The average GC-content in the human genome ranges from 35% to 60% in 100-kb fragments, with a mean of 41%. [19] The GC-content of yeast ( Saccharomyces cerevisiae ) is 38%, [20] and that of another common model organism, the thale cress ( Arabidopsis thaliana ), is 36%. [21] Due to the nature of the genetic code, it is almost impossible for an organism to have a genome with 0% or even 100% GC-content. However, the species with extremely low GC content is Plasmodium falciparum (GC% = ~20%), [22] and it is common to refer to such instances as AT-rich rather than GC-poor.

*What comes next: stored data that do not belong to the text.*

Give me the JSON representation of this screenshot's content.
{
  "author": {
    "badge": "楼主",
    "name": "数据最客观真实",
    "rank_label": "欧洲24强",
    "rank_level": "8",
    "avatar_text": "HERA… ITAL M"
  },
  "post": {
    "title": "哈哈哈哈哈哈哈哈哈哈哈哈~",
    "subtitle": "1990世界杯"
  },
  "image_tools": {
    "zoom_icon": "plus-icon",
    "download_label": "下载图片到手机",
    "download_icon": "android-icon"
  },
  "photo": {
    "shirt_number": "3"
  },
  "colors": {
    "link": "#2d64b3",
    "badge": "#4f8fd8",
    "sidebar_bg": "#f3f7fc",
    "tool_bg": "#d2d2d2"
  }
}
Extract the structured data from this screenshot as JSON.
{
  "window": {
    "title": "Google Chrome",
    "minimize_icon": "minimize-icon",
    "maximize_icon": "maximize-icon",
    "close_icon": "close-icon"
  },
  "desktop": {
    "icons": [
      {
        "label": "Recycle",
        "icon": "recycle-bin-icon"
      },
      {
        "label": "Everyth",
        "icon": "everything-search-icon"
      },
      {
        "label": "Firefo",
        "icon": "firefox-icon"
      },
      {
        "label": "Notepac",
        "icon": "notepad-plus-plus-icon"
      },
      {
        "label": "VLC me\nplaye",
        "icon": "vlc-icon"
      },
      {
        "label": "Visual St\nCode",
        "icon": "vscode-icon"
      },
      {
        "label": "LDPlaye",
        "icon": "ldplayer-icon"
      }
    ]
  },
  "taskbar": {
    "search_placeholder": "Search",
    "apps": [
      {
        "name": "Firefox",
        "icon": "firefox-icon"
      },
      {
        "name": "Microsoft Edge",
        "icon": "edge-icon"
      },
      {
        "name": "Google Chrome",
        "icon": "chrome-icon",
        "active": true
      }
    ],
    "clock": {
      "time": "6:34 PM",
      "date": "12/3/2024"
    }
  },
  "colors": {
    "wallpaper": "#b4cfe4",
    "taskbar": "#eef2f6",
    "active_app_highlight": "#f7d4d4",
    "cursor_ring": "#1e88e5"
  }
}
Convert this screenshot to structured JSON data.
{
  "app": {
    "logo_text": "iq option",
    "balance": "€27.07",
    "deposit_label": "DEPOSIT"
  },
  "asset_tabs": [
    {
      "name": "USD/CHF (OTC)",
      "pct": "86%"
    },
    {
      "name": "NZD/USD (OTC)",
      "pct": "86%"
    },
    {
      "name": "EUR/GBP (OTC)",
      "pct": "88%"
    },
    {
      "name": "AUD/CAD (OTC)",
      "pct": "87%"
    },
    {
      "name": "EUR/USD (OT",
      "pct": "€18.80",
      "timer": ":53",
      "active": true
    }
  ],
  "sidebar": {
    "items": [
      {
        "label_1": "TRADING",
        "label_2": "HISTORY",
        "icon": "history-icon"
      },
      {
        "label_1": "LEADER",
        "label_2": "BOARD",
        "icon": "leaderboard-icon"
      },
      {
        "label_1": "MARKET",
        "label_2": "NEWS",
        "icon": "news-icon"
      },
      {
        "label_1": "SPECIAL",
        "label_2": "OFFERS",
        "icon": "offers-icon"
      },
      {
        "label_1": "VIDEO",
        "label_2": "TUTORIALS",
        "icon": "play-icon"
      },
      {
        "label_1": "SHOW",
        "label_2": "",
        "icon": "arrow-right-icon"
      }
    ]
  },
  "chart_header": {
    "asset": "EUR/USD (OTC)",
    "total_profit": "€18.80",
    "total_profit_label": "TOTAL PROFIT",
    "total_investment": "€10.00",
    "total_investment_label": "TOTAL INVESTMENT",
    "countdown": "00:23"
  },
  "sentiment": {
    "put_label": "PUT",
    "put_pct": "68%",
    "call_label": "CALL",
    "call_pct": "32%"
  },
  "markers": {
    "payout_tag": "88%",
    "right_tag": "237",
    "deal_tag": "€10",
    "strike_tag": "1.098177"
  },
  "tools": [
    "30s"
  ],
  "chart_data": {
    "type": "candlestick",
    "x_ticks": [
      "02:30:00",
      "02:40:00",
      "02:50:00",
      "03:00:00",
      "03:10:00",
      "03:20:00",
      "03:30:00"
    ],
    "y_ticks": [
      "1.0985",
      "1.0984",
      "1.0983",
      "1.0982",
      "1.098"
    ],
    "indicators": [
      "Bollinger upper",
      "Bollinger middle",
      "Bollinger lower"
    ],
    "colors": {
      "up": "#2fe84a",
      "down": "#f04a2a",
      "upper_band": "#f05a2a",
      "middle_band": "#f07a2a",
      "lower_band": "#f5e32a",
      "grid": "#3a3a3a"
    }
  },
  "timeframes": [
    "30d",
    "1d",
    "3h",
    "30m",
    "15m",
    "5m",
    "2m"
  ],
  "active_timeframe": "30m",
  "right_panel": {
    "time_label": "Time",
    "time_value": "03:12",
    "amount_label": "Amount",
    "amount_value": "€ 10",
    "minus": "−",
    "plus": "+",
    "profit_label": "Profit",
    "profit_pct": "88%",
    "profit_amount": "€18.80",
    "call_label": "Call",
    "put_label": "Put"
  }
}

Several mammalian species (eg, shu, microbat, tenrec, rabbit) have independently significantly increased the GC-content of their genes. These GC-content changes are correlated with species’ life-history traits (eg, body mass or longevity) and genome size, [17] and may be linked to a molecular phenomenon called GC-biased gene conversion.

Application

molecular Biology

In polymerase chain reaction (PCR) experiments, the GC content of oligonucleotides known as short primers is often used to predict their annealing temperature for template DNA. A high GC-content level indicates a relatively high melting temperature.

classification

The species problem has led to various suggestions in classifying bacteria into non-eukaryotic taxonomy, and the Ad-hoc Committee on Reconciliation of Approaches to Bacterial Systems has recommended the use of high-level hierarchical taxonomy to GC ratios. [25] For example, actinobacteria are known as “high GC-content bacteria”. [26] In Streptomyces coelicolor A3(2), the GC content is 72%.

software tools

GCSpeciesSorter and TopSort are software tools for classifying species based on their GC-content.